LE CLOS DE LA VIOLETTE
Quand les Marseillais se réjouissent de la sortie du Michelin 2008 qui donne trois étoiles à Gérald Passédat, les aixois, eux, ne comprennent pas ce qui leur arrive! Le Clos de la Violette, qui affiche deux macarons depuis 1999, vient d'en perdre une! Un coup dur pour l'office du tourisme: une étoile donc pour le Clos de la Violette et une pour la table de Pierre Reboul, c'est peu pour une ville dont le festival d'été attire une clientèle haut de gamme. Mais c'est surtout une décision totalement incompréhensible pour un établissement reconnu depuis 1982, entièrement rénové avec goût en 2006 et dont le propriétaire Jean-Marc Banzo n'a pas changé. Chef étoilé à 26 ans, ce dernier poursuit inlassablement une quête de la qualité et de la perfection. Rassurons les aixois et les gastronomes, Le Clos de la Violette reste une référence. La cuisine de Banzo, mélange de traditions provençales et de créativité, est toujours au firmament. Le loup braisé accompagné de blettes et de jambon Jabugo est une des meilleurs recettes de ce produit phare de la gastronomie régionale.

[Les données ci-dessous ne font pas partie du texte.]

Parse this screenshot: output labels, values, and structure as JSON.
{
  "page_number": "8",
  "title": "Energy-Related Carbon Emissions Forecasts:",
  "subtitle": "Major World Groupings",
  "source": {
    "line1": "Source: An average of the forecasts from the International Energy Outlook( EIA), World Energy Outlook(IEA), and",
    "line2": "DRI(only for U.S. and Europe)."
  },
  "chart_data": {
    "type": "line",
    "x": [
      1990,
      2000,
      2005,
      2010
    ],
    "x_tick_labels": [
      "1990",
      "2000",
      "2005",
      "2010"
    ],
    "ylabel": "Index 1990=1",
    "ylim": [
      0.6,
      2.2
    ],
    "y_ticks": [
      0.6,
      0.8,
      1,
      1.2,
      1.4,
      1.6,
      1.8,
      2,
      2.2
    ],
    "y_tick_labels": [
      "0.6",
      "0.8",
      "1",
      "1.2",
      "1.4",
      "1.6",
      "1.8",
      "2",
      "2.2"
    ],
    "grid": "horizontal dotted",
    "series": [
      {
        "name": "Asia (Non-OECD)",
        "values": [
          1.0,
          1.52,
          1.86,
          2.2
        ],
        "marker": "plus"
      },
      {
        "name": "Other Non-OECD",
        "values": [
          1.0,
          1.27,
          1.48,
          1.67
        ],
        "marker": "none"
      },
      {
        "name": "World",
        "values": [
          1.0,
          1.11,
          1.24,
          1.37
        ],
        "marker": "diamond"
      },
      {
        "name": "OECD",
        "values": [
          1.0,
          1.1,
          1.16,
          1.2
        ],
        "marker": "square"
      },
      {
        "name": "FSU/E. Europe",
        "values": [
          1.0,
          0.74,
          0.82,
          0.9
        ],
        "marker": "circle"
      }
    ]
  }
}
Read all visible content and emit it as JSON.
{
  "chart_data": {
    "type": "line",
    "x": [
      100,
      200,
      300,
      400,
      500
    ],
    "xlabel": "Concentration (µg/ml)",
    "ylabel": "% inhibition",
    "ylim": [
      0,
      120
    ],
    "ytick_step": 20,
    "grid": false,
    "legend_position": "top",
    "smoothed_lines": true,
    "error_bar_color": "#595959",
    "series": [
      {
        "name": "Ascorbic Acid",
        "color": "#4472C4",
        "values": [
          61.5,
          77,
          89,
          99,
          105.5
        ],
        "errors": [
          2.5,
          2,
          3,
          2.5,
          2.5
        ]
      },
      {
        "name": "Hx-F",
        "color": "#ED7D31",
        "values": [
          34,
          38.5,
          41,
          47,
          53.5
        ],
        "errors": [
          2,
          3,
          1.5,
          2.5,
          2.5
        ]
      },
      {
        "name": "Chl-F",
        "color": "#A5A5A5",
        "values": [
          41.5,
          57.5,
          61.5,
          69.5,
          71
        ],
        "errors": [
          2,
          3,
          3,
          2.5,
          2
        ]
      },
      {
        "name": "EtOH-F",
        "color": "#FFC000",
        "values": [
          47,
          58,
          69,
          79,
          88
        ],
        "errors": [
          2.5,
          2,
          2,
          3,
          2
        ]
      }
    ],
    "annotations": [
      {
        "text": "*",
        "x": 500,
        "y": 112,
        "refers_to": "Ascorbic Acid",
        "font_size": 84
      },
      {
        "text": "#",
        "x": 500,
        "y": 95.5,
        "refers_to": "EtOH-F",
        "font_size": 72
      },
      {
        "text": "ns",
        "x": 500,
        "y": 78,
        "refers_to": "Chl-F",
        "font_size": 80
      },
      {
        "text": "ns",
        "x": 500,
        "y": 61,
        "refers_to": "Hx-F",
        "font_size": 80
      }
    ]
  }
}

Ses ris de veau poêlés assortis de pommes de terre et de purée à la truffe blanche font toujours se déplacer les amateurs de ce plat délicat. Dès lors, les raisons de ce déclassement sont à chercher ailleurs. L'explication semble assez simple, la seconde table de Jean-Marc Banzo lancée il y a tout juste un an à Cassis est, elle aussi, désormais reconnue.
LA VILLA MADIE
La Villa Madie vient en effet de décrocher une étoile. Et ce alors même que la tourmente a failli balayer le grand rêve du chef aixois; son association avec Enrico Bernardo n'ayant pas fait long feu. La star de l'oenologie, élu meilleur sommelier du monde en 2004, n'a pas su trouver ses marques dans la petite cité balnéaire et s'en est retourné à Paris. A CAssis, Banzo n'a pas cherché à dupliquer dans un autre cadre, son Clos de la Violette. Il y teste une toute autre cuisine, plus légère.